Ses mots savaient effectivement toucher mon cœur, elle connaissait mes élans, mes faiblesses également, mes convictions, mais elle n’avait vu ce que j’avais vu. Je finis par lui parler de la peste au hameau, des soldats malades, des prêtres devenus fous par la fièvre, des survivants errant comme des pestiférés, et des empoisonnements à Paris.
— La France entière est malade et son Roi avec ! m'exclamai-je avec désespoir.
Car j’avais eu quelques accès de fièvre que mes médecins imputaient à mes chevauchées sauvages.
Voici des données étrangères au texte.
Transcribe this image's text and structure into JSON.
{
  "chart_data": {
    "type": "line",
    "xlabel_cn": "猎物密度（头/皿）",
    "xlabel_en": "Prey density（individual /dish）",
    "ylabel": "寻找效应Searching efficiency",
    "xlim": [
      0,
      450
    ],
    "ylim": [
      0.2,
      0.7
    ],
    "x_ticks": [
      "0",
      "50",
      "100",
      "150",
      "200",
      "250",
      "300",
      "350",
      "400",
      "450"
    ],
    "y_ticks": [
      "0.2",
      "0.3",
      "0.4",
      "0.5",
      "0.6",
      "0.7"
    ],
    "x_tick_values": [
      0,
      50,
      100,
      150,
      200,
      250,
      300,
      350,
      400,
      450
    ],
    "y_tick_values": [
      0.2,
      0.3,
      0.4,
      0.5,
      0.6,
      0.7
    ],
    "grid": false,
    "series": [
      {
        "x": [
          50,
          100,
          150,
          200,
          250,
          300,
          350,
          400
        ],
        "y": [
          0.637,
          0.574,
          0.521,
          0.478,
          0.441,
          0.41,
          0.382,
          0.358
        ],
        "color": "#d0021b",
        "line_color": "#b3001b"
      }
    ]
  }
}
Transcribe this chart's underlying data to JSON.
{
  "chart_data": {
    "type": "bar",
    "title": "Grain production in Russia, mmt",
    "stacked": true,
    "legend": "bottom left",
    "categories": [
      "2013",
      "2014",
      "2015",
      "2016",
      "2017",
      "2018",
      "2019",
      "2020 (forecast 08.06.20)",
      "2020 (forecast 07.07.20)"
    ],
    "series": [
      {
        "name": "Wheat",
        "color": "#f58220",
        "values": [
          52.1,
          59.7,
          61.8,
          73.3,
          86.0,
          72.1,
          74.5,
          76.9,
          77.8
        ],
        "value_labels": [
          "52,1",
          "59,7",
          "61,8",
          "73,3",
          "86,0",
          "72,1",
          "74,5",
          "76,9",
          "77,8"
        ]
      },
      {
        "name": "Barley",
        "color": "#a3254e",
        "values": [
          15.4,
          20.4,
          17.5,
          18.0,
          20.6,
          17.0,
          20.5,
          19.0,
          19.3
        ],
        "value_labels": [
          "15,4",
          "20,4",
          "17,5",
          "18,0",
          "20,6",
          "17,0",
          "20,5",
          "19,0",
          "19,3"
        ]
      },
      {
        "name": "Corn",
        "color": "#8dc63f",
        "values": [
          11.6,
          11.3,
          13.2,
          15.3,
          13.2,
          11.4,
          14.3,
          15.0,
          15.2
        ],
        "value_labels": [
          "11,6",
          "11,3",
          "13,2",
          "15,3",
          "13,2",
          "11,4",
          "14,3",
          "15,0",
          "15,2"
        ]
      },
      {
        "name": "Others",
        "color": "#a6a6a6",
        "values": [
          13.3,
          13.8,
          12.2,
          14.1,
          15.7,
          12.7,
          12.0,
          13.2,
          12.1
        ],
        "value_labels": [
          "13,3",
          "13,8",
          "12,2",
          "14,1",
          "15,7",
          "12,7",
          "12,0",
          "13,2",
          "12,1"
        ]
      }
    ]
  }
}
— N’oublie pas Louis que si ces créatures t’attaquent, c’est que tu les menaces. Avant même que tu n’aies conscience de leur présence, ils t’ont considéré comme la plus grande menace sur leur royaume. Et cette vile créature des marais, n’est que cela, qu’une créature. Tu es Roi alors qu’elle n’est qu’un Seigneur régnant sur des marais ! Ce n’est pas avec elle que tu dois traiter, mais avec le Roi des fées, ou leur Reine. Tu as toujours su parler aux femmes.
Les conseils de la marquise étaient avisés. Bien sûr, je savais déjà tout cela. C’était le plan que je voulais suivre avant que la sorcière bretonne ne succombe. Tous ceux que j’avais amenés à Versailles se mouraient du mal qui rongeait les terres où j’avais choisi de bâtir mon palais. Ce qui me rendait d’autant plus furieux c’est de devoir renoncer à cet édifice somptueux qui représentait à lui seul toute la modernité de la France, toute sa beauté.
En observant les jardins gelés je songeais à la Hollande, nous irions bientôt la conquérir à nouveau, la faire ployer sous notre volonté, pourquoi en serait-il autrement des créatures ? La marquise avait raison, je devais traiter avec la Reine des fées directement, mais pas en position de faiblesse. Jamais en position de faiblesse. Il ne sortirait rien de bon d’un traité passé alors qu’on est exsangue et menacé de toute part. Prenant les mains de la marquise dans les miennes, je les embrassais.
— Merci, ma douce, tu m’as redonné la force d’agir.